Admin + import/export architecture¶
This page documents the module map and the persistence story
behind the five CLI subcommands and the four /admin/* endpoints
that bridge the emulator with real Google Cloud projects.
Module map¶
bqemulator/
api/
admin/
__init__.py # build_admin_router()
jobs.py # GET /admin/jobs
catalog.py # GET /admin/catalog
streams.py # GET /admin/streams
config.py # GET /admin/config
commands/
__init__.py
import_project.py # bqemulator import
export.py # bqemulator export
seed.py # bqemulator seed
backup.py # bqemulator backup
restore.py # bqemulator restore
The api/admin/ package is imported only when
Settings.admin_enabled is True; the import chain stays cold for
production-shaped CI runs.
The commands/ package is deferred-imported from cli.py on a per-
subcommand basis so bqemulator --version and bqemulator start
remain fast cold-starts.
Persistence story¶
The persistent catalog repository
(bqemulator.catalog.duckdb_repository.DuckDBCatalogRepository) is a
true write-through implementation backed by the DuckDB tables created
by the catalog migrations (m001_initial, m002_versioning,
m003_row_access):
- Mutations call the in-memory cache (so uniqueness and not-found semantics are enforced) and then write the same row to the corresponding DuckDB catalog table.
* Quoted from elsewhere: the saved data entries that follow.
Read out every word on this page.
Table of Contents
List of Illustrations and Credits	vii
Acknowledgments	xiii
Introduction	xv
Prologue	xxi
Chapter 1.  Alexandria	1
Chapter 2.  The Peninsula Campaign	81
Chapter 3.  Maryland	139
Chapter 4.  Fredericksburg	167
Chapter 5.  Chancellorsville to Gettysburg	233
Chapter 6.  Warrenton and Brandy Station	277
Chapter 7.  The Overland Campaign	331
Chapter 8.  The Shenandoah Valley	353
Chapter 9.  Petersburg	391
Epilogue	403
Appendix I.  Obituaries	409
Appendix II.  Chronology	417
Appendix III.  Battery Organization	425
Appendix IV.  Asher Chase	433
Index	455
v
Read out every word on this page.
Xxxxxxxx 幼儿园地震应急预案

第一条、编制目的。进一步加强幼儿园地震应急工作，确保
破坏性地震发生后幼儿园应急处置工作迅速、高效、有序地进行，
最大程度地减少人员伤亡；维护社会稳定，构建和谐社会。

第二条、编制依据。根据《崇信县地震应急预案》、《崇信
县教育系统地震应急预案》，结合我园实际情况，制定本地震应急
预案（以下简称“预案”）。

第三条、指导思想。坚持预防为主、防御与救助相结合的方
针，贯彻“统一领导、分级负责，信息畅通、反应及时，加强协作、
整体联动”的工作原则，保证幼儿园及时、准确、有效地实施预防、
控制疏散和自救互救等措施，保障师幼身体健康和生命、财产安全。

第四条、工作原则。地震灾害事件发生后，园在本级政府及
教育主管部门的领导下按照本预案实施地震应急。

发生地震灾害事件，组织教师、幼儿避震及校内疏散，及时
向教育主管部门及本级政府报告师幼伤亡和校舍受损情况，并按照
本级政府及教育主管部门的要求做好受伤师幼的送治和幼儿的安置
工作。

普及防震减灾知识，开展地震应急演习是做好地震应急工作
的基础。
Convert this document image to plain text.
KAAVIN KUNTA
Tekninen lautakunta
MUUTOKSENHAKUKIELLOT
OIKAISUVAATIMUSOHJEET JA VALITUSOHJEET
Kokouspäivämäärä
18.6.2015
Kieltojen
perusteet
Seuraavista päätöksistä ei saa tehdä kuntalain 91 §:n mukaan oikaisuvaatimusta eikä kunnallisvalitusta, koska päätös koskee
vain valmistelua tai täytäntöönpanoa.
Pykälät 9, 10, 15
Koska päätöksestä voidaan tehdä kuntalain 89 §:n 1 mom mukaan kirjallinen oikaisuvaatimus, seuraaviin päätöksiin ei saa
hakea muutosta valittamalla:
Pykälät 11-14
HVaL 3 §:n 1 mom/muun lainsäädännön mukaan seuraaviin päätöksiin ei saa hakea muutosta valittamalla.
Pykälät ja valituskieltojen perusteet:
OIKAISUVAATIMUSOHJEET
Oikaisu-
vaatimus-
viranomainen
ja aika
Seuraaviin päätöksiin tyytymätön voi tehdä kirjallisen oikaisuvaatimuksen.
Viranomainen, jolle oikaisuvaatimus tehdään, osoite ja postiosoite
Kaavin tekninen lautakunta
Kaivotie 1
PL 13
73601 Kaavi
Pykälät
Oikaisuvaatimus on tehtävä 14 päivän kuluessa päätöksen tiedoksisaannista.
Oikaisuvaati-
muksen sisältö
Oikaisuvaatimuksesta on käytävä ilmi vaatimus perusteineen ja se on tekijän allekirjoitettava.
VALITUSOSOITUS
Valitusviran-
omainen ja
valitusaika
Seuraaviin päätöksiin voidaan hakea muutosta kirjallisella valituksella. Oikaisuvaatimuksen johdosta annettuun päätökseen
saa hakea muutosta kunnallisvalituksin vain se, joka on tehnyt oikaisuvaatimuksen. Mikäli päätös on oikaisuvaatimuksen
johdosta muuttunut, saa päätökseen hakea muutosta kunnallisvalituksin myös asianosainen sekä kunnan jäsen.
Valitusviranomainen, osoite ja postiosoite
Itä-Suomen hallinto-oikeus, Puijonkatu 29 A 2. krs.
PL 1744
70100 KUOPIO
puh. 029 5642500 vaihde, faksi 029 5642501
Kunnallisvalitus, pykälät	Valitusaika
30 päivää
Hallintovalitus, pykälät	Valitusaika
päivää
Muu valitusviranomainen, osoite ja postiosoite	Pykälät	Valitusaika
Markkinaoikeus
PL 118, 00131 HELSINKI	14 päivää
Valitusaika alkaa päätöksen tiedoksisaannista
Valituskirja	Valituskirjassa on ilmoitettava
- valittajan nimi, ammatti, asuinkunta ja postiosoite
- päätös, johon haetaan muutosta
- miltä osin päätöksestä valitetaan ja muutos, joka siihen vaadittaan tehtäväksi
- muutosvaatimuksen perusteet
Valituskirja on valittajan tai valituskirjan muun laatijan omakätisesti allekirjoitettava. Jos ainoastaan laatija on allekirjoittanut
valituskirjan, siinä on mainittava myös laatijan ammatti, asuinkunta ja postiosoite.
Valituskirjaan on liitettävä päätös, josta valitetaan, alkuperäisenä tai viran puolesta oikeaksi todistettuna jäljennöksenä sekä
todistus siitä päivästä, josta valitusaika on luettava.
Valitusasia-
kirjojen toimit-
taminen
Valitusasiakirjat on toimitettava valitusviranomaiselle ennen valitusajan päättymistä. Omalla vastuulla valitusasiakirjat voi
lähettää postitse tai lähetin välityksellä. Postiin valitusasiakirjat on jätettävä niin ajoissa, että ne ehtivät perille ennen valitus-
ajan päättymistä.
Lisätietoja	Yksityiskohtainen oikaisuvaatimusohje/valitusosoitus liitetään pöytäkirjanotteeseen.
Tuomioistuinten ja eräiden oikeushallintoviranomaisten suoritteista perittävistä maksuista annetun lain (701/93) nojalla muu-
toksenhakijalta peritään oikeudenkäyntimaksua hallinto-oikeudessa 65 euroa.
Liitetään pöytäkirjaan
- Each entity carries its full Pydantic model serialised in a
metadata_jsoncolumn for round-trip fidelity, with side-table columns (project_id,dataset_id,creation_time,etag) that support indexed lookups and migrations. ensure_ready()runs migrations and hydrates the cache from the DuckDB tables; subsequent reads are O(1) cache hits.
This is what makes:
bqemulator backup/restore—EXPORT DATABASEcaptures meaningful catalog state, not just empty migration tables.bqemulator export/seed— JSON dump ofTableMetaround-trips losslessly viamodel_dump_json+model_validate_json.
Wire formats¶
Export directory layout¶
<output>/
manifest.json
projects/<project>/datasets/<dataset>/
dataset.json
tables/<table>.json
tables/<table>.parquet # only for table_type in {TABLE, CLONE}
routines/<routine>.json
manifest.json carries manifestVersion: 1. seed rejects other
versions with a clean ValueError.
Admin endpoint JSON¶
Each /admin/* endpoint returns a top-level kind field
(bqemu#adminJobList, bqemu#adminCatalog, bqemu#adminStreamList,
bqemu#adminConfig) so clients can route on it. The shapes use
camelCase for parity with BigQuery's REST surface. See
the admin endpoints guide for full
schemas.
Storage Write API stream registry¶
The WriteStreamManager is a process-shared instance attached to
AppContext.write_streams. The composition root (server.py)
constructs it; the gRPC servicer adopts it (and installs the
metric-cleanup callback after the AppContext exists); the admin
/admin/streams endpoint reads it.
The Storage Read API's _SESSIONS module-level dict
(bqemulator.streaming.read_session) was kept as a module global —
the gRPC servicer publishes to it from background tasks and the admin
endpoint reads it via a documented snapshot (tuple(d.values())),
which avoids a lock that would otherwise have to be held across the
endpoint's response serialisation.
Composition root changes¶
# server.py — composition root
write_stream_manager = WriteStreamManager()
context = AppContext(
settings=...,
catalog=...,
write_streams=write_stream_manager,
...
)
# gRPC servicer adopts the shared manager and wires the metric callback
# after construction (the callback closes over self._ctx.metrics, which
# only exists once AppContext is built).
write_handler = BigQueryWriteHandler(context) # internally adopts ctx.write_streams
The WriteStreamManager.set_on_remove setter is the seam that lets
the servicer wire its metric-cleanup callback post-construction.